What UC Davis is saying is that maybe Rhone wines are supposed to taste peppery because certain Brett strains are a part of the Rhone environment. In a rare concession, UC Davis is saying the French are right.
Moreover, they proved that U.S. consumers have already figured this out. UC Davis professor Linda Bisson went out to buy wines described online by consumers as “typical Bordeaux” and discovered that they were just loaded with 4-EP and 4-EG. So typical Bordeaux, for many people, already equals Brett.
But where does that leave those of us raised to think that grape varieties, not terroir, have a particular taste? I just don’t know anymore what I once thought I did.

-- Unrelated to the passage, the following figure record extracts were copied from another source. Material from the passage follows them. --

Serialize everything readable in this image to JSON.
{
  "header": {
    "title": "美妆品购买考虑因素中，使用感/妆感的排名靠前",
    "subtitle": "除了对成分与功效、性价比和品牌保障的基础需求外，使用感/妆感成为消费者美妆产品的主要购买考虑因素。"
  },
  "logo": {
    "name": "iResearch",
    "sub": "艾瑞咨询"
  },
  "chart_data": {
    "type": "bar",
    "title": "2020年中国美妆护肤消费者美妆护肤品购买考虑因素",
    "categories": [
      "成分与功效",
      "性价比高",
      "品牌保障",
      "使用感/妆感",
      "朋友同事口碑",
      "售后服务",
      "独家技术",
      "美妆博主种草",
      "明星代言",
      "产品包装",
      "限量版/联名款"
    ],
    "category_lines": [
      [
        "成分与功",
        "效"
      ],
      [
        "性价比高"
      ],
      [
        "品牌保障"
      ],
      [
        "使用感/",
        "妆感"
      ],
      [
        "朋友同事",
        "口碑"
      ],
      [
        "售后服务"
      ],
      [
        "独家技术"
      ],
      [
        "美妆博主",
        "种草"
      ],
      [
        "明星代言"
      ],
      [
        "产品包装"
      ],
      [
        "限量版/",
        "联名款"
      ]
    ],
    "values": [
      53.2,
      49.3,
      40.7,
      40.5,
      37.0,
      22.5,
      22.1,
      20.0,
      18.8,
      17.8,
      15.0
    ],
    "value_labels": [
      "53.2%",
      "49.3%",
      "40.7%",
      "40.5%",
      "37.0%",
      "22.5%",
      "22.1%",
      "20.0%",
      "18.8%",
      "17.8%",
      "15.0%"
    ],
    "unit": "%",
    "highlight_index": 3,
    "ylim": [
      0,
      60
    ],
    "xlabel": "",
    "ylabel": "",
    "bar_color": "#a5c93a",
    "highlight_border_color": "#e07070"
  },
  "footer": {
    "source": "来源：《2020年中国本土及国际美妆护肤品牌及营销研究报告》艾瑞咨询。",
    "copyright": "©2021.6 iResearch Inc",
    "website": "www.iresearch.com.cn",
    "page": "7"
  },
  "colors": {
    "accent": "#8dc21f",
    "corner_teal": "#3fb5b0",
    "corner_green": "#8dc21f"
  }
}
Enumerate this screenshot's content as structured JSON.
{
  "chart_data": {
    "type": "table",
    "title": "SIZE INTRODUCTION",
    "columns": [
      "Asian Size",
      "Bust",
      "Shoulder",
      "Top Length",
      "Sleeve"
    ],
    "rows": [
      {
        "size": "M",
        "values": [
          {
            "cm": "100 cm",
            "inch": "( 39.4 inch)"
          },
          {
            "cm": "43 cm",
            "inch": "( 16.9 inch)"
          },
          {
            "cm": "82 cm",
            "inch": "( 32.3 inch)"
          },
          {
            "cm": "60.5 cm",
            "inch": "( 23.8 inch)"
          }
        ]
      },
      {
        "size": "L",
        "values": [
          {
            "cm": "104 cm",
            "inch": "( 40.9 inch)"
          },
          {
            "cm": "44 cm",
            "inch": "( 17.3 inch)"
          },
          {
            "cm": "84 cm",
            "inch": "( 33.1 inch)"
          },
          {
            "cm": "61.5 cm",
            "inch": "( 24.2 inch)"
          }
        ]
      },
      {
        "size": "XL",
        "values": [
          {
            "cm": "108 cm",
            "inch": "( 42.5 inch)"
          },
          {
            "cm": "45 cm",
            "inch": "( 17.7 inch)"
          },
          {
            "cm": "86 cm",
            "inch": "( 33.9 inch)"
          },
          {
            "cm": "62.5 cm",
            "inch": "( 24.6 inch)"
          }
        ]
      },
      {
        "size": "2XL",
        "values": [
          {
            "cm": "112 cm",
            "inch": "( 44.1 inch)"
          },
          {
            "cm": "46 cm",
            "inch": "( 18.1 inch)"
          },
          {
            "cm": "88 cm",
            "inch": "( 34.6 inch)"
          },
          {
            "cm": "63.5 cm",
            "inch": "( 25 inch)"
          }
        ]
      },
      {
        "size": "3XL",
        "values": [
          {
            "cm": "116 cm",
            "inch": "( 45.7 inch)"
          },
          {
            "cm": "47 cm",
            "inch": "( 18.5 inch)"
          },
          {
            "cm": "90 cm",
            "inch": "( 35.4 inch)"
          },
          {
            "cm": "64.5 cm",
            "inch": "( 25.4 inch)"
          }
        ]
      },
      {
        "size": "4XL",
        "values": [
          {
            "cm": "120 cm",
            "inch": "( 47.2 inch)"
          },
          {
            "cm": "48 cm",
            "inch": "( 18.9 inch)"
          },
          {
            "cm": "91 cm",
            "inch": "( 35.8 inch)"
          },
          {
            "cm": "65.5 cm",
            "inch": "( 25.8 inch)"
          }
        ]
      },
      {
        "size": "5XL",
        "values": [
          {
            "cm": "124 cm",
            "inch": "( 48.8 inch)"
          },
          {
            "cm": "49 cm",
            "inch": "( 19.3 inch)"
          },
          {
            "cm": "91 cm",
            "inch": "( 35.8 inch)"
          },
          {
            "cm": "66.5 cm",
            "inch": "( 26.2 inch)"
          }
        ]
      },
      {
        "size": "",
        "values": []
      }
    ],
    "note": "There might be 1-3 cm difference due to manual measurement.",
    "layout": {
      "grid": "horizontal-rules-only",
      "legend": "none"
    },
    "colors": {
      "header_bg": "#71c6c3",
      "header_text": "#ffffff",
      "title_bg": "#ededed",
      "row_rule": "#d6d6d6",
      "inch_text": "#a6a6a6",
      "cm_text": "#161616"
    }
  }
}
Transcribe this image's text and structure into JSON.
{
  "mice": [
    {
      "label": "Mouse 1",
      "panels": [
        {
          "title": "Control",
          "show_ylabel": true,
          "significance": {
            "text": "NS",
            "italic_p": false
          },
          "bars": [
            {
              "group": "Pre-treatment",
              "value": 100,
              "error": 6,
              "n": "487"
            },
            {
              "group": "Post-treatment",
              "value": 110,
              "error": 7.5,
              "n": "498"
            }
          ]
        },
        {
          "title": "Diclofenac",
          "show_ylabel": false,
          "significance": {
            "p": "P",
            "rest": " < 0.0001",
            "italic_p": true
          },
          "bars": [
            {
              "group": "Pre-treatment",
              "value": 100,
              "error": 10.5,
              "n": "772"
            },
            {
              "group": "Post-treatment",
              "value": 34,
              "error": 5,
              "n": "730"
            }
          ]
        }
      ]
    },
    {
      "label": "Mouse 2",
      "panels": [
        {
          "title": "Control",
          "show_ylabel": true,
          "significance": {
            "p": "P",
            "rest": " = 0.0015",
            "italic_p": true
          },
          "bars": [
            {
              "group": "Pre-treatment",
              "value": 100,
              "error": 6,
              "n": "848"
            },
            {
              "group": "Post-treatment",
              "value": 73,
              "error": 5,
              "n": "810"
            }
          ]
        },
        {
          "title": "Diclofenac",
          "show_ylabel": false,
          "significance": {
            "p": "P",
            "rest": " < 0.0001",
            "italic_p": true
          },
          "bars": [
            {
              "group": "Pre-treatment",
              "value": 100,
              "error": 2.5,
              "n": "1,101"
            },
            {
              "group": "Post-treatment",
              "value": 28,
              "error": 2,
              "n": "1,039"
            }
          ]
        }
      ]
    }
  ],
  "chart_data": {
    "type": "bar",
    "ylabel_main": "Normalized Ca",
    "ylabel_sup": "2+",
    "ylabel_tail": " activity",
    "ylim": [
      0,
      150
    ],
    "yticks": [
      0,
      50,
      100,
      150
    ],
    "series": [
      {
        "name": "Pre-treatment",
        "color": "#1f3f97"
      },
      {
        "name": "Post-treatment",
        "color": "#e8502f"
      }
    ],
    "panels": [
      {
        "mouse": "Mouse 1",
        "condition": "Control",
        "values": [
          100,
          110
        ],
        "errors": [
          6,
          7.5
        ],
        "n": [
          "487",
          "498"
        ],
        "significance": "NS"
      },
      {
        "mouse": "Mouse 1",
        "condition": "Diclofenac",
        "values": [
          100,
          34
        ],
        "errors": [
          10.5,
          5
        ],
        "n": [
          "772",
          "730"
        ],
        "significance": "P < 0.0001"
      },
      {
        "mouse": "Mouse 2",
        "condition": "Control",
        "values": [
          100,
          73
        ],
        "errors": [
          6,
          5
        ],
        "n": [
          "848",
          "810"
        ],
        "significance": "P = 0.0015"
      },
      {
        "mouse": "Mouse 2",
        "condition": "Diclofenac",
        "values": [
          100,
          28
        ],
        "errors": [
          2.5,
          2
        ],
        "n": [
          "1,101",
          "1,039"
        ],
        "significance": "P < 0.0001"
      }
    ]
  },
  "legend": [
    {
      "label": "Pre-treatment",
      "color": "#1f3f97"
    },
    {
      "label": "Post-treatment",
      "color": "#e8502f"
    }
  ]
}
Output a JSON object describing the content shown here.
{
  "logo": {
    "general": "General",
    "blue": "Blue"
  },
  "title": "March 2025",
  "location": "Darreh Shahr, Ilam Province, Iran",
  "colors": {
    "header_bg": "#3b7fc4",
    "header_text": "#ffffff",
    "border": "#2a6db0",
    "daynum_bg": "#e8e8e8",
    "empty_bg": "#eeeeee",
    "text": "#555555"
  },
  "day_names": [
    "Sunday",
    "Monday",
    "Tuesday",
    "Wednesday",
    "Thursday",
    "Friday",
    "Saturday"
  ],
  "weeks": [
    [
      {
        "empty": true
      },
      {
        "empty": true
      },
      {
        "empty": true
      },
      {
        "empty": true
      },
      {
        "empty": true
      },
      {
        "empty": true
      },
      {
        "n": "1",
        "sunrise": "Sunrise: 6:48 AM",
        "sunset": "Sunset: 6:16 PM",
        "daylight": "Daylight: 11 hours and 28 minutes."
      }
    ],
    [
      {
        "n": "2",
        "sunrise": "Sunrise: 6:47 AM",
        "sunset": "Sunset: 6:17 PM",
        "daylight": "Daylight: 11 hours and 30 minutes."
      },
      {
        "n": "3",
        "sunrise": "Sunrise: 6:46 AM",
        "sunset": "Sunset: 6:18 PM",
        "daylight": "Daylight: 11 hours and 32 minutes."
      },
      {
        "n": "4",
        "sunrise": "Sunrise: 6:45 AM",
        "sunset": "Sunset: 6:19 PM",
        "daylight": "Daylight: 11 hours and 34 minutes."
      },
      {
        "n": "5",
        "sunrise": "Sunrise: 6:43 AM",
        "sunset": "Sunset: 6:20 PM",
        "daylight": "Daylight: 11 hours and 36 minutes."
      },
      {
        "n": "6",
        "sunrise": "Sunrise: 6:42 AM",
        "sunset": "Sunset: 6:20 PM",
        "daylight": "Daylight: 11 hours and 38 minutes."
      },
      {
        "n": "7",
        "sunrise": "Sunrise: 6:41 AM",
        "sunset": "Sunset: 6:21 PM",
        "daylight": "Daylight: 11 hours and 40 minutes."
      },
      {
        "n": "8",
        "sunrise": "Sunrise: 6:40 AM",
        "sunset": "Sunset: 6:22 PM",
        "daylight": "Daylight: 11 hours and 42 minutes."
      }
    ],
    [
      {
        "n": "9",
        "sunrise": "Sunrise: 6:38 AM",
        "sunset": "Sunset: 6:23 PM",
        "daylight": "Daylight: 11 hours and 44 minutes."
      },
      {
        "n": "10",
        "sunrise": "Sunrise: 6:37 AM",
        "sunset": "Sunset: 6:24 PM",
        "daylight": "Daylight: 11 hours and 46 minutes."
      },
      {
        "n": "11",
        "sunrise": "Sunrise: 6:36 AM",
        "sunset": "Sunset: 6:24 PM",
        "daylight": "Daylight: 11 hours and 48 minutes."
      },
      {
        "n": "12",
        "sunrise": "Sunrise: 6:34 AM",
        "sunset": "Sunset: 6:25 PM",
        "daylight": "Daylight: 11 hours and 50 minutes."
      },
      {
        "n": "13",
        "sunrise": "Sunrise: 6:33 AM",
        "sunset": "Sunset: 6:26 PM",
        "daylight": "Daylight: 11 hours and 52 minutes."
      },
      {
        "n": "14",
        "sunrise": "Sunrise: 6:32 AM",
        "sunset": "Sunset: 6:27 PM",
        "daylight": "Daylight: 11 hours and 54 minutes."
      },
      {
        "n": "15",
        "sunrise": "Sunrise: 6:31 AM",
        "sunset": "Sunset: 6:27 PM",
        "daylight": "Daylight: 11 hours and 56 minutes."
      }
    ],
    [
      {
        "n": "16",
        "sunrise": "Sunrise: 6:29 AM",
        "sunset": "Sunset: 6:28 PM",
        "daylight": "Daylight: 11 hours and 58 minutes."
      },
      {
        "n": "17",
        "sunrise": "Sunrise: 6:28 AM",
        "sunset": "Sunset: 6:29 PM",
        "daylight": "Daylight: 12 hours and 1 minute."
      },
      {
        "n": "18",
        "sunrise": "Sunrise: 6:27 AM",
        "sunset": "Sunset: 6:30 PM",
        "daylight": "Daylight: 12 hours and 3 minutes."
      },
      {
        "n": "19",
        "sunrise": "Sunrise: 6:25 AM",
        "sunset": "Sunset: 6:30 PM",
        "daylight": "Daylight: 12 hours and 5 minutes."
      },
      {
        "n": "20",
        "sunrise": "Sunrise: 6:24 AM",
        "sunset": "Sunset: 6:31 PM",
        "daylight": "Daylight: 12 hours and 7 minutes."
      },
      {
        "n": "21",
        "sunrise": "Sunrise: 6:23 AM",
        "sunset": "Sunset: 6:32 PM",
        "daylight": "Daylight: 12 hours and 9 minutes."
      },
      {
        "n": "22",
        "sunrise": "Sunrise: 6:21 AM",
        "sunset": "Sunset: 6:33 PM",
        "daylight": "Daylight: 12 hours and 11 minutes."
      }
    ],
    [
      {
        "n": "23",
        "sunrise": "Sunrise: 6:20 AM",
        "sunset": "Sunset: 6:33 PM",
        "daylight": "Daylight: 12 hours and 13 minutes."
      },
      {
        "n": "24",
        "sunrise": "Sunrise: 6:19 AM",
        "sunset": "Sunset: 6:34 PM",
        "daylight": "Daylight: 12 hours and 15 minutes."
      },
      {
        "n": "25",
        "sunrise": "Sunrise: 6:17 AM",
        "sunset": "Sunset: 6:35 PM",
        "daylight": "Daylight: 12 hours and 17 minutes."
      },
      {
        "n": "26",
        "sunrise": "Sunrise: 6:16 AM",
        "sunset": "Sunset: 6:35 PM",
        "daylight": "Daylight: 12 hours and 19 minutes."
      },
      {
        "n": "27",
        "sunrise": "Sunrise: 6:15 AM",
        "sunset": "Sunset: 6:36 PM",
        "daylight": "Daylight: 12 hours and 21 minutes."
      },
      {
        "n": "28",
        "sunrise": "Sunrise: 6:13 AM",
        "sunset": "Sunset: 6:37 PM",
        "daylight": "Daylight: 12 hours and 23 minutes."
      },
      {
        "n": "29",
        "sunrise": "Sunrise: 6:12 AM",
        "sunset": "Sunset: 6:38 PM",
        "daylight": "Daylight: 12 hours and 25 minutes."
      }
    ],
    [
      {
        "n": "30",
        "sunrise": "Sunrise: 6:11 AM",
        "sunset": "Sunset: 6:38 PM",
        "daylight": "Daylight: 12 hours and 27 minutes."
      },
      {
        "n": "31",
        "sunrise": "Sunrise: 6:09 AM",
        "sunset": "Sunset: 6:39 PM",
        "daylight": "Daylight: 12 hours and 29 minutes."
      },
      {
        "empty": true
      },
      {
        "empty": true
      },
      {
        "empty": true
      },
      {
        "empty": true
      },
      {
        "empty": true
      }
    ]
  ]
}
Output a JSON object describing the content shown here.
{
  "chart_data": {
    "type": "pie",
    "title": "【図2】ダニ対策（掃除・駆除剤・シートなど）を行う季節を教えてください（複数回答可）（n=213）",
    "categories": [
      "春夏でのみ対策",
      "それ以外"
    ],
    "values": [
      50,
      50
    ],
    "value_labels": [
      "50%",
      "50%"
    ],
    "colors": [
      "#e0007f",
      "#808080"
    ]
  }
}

Three days after the Brett seminar I tasted some Australian Grenache from century-old vines. Two wineries made different versions: one was riper and fruitier and less interesting. The other was spicy and interesting and just a week earlier, I would have chalked it up to old vines and earlier harvesting. Now I wonder if a misshapen molecule was the source. And I liked this wine better.
Actually it’s worse than Luke Skywalker’s horrible discovery. Of course I’m not going to stop liking the aromas of roses and jasmine and graphite and coffee and smoked meat.
But it’s like waking up in the morning and discovering that … Darth Vader is my lover. Oh Padmé, I know your pain.